The Business of Trade

Over the decades, technological advancement has created national and global transportation networks that have expanded all aspects of trade, offering consumers access to novel items that were previously unavailable or alarmingly expensive. This includes a greater abundance and variety of food products. To meet consumer growth and demand, the food industry has changed from a system of small family farms to corporation-dominated agribusiness, which successfully caters to the extensive consumer palate.1

Many consider these developments progress. As the largest exporter and importer of goods and services, the United States argues that trade “is critical to America’s prosperity” and “helps ensure that America continues to be the best place in the world to do business”. However, small-scale local farmers may claim that a greater emphasis on internal trade is far more likely to foster economic independence, an increased supply of fresh, safe food products, and environmental sustainability.

Arguing for Local Food

In 2001, Rich Pirog from the Leopold Center for Sustainable Agriculture at Iowa State University led a study to determine the average distance food travels in the United States before purchase. The result was 1,518 miles. This study, however, did not take imported food into account. A CDC report estimates that up to 85 percent of seafood and 60 percent of fresh produce is imported in the United States. Had this also been considered in Pirog’s study, is it likely that the number of food miles would increase significantly.

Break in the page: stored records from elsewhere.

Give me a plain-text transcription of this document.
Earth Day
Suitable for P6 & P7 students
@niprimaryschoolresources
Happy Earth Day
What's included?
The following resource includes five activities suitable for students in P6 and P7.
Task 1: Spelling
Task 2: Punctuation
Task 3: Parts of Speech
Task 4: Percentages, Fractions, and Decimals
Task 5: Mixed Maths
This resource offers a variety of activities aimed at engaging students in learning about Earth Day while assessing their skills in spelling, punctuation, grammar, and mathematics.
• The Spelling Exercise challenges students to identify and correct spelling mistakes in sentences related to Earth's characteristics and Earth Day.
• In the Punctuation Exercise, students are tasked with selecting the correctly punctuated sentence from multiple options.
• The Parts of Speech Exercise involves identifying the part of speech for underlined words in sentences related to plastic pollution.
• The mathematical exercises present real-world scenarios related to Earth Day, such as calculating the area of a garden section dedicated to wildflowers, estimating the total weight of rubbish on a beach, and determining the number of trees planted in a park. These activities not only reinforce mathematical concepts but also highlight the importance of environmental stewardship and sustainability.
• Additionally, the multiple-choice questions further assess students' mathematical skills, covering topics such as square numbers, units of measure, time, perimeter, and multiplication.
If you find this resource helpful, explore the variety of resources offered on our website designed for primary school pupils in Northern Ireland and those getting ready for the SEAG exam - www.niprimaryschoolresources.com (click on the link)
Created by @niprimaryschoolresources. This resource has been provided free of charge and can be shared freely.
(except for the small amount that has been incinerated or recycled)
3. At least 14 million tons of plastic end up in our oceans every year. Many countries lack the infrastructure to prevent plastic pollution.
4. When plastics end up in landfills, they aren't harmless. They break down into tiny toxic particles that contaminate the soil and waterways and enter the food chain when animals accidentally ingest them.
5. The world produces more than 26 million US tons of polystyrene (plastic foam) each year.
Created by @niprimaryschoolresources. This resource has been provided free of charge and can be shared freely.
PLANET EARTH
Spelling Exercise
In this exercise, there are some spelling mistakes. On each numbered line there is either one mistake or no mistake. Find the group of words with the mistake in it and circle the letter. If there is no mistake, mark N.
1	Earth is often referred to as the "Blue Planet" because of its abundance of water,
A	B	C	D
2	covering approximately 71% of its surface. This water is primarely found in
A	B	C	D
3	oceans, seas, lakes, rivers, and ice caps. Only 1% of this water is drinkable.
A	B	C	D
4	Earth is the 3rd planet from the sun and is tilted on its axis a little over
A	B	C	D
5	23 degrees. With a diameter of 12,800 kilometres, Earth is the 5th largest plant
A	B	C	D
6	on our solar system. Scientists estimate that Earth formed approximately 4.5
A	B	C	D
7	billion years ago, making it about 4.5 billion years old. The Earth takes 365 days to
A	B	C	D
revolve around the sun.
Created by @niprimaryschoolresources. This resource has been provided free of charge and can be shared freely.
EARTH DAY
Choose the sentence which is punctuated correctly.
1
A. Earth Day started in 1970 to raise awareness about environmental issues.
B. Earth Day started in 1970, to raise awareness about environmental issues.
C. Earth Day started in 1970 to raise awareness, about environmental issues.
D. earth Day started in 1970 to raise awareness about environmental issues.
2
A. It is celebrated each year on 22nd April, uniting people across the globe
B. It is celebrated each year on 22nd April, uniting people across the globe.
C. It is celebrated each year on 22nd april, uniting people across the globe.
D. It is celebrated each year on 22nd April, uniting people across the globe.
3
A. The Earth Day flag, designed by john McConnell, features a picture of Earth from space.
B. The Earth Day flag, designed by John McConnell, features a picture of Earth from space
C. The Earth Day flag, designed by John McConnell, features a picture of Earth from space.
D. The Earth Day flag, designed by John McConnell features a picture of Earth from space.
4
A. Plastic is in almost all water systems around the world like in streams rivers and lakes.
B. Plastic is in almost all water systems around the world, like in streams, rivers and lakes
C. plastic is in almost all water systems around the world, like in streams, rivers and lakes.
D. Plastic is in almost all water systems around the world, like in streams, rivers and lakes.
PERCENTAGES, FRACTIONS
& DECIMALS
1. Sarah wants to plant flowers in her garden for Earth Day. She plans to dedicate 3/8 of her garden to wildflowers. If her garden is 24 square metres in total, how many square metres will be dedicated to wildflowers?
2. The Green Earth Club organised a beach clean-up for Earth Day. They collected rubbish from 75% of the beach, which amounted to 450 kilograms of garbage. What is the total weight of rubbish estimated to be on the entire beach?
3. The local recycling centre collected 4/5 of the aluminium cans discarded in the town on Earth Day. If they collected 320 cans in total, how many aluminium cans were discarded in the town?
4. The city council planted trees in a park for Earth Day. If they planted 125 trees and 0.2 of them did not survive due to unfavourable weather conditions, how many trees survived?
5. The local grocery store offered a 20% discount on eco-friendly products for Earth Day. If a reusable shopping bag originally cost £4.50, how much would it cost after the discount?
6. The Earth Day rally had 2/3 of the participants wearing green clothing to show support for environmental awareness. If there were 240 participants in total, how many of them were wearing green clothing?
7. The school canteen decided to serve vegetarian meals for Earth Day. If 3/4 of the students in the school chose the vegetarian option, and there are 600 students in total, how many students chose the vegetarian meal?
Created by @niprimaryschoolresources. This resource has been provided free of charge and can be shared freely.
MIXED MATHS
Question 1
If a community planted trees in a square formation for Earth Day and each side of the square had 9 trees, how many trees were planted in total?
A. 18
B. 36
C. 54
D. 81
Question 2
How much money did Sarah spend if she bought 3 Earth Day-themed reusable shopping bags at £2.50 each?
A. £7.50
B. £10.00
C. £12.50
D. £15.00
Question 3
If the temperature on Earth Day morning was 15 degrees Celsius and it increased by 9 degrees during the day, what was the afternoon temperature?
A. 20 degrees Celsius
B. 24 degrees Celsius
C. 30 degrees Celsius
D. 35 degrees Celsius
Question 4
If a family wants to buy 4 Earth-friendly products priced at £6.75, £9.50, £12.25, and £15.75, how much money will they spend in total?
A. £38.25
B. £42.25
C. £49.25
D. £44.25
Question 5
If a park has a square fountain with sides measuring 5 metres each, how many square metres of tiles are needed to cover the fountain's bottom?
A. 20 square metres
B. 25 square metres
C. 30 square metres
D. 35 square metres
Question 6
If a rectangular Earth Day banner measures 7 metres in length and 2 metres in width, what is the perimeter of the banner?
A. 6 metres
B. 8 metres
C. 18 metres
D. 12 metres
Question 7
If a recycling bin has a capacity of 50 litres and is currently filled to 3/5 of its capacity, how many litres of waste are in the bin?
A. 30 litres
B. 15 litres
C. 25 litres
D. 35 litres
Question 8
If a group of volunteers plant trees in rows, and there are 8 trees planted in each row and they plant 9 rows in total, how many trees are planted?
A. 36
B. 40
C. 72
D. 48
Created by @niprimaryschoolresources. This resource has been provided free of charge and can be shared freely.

Since hazards can be introduced at any point during the food production and distribution process, items that travel long distances are more likely to be contaminated. “Food that spends large amounts of time in transit, changes hands multiple times, and is processed in huge batches provides nearly unlimited opportunities for both accidental and malicious contamination,” notes Brian Halweil, a senior researcher at the Worldwatch Institute.

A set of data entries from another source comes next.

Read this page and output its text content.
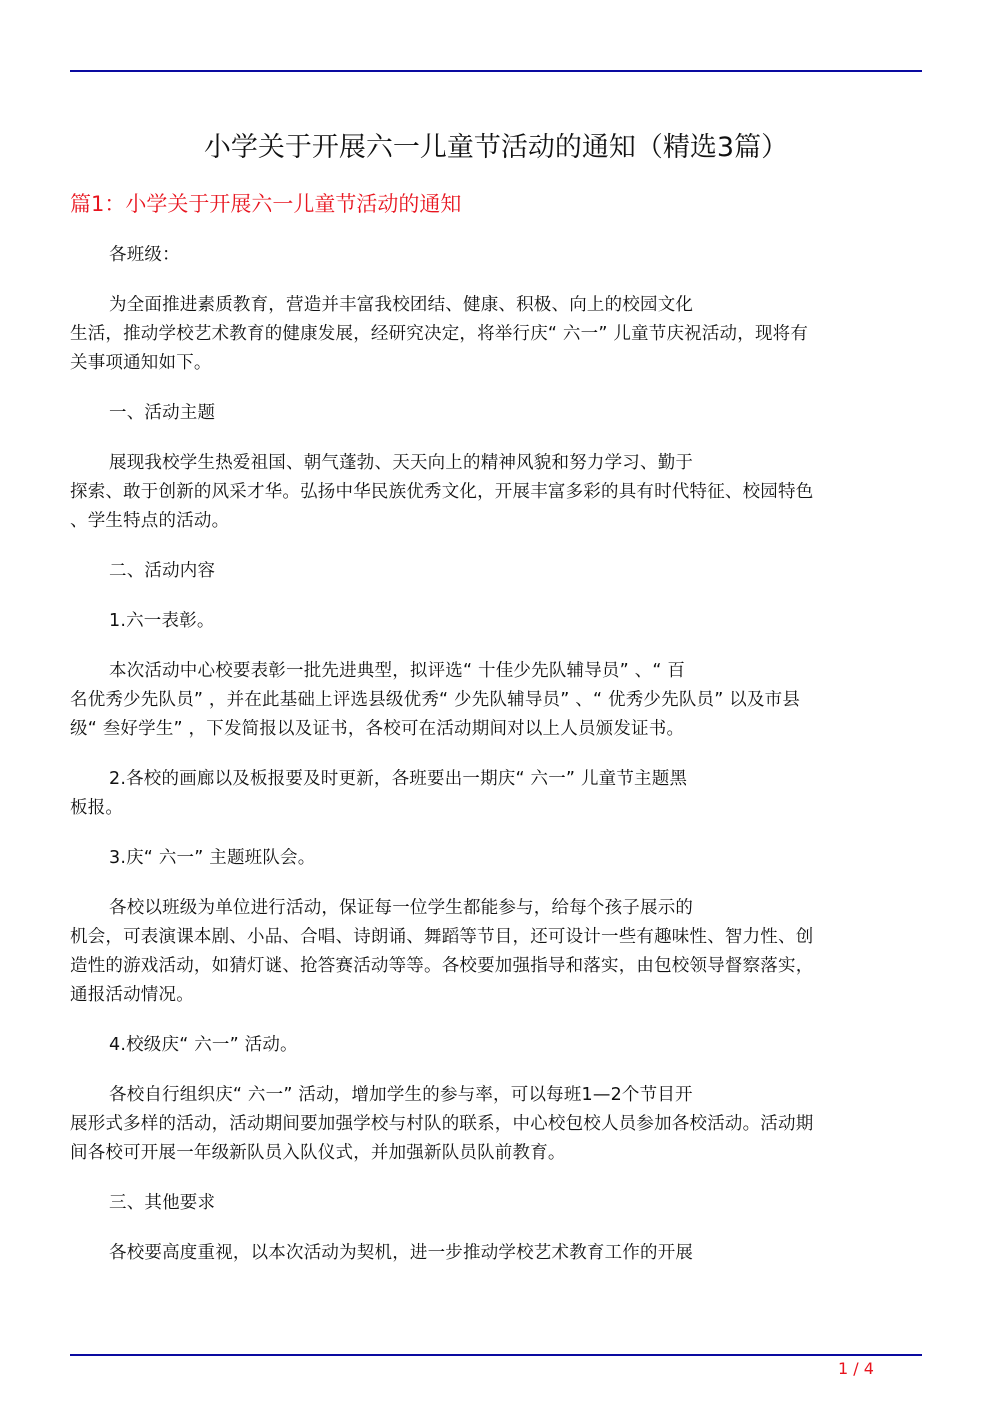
小学关于开展六一儿童节活动的通知（精选3篇）
篇1：小学关于开展六一儿童节活动的通知

各班级：

为全面推进素质教育，营造并丰富我校团结、健康、积极、向上的校园文化
生活，推动学校艺术教育的健康发展，经研究决定，将举行庆“ 六一” 儿童节庆祝活动，现将有
关事项通知如下。

一、活动主题

展现我校学生热爱祖国、朝气蓬勃、天天向上的精神风貌和努力学习、勤于
探索、敢于创新的风采才华。弘扬中华民族优秀文化，开展丰富多彩的具有时代特征、校园特色
、学生特点的活动。

二、活动内容

1.六一表彰。

本次活动中心校要表彰一批先进典型，拟评选“ 十佳少先队辅导员” 、“ 百
名优秀少先队员” ，并在此基础上评选县级优秀“ 少先队辅导员” 、“ 优秀少先队员” 以及市县
级“ 叁好学生” ，下发简报以及证书，各校可在活动期间对以上人员颁发证书。

2.各校的画廊以及板报要及时更新，各班要出一期庆“ 六一” 儿童节主题黑
板报。

3.庆“ 六一” 主题班队会。

各校以班级为单位进行活动，保证每一位学生都能参与，给每个孩子展示的
机会，可表演课本剧、小品、合唱、诗朗诵、舞蹈等节目，还可设计一些有趣味性、智力性、创
造性的游戏活动，如猜灯谜、抢答赛活动等等。各校要加强指导和落实，由包校领导督察落实，
通报活动情况。

4.校级庆“ 六一” 活动。

各校自行组织庆“ 六一” 活动，增加学生的参与率，可以每班1—2个节目开
展形式多样的活动，活动期间要加强学校与村队的联系，中心校包校人员参加各校活动。活动期
间各校可开展一年级新队员入队仪式，并加强新队员队前教育。

三、其他要求

各校要高度重视，以本次活动为契机，进一步推动学校艺术教育工作的开展

1 / 4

Additionally, a growing trend in food imports from developing countries due to cheaper foreign production further raises consumer risk. These countries tend to have less oversight and fewer stringent safety and control regulations.

The potential for massive foodborne outbreaks is strengthened considerably with greater geographic distribution of food products. In Germany, for example, the catering giant Sodexo provided meals to over 340 schools across five states, thereby significantly exacerbating the extent of the outbreak.

Food production and manufacturing is ultimately a business. However, I would argue that viewing food as solely a commodity, and not also as sustenance has detrimental effects on human health, livelihoods, and the environment. A greater commitment to buy local, seasonal products on behalf of consumers, and an evaluation and consequent replacement of current food sources at the institutional level may be the first steps necessary to change this perspective.

 

1. Melanie J. Wender, GOODBYE FAMILY FARMS AND HELLO AGRIBUSINESS: THE STORY OF HOW AGRICULTURAL POLICY IS DESTROYING THE FAMILY FARM AND THE ENVIRONMENT, Villanova Environmental Law Journal, Volume 22, Number 1, 2011, 141.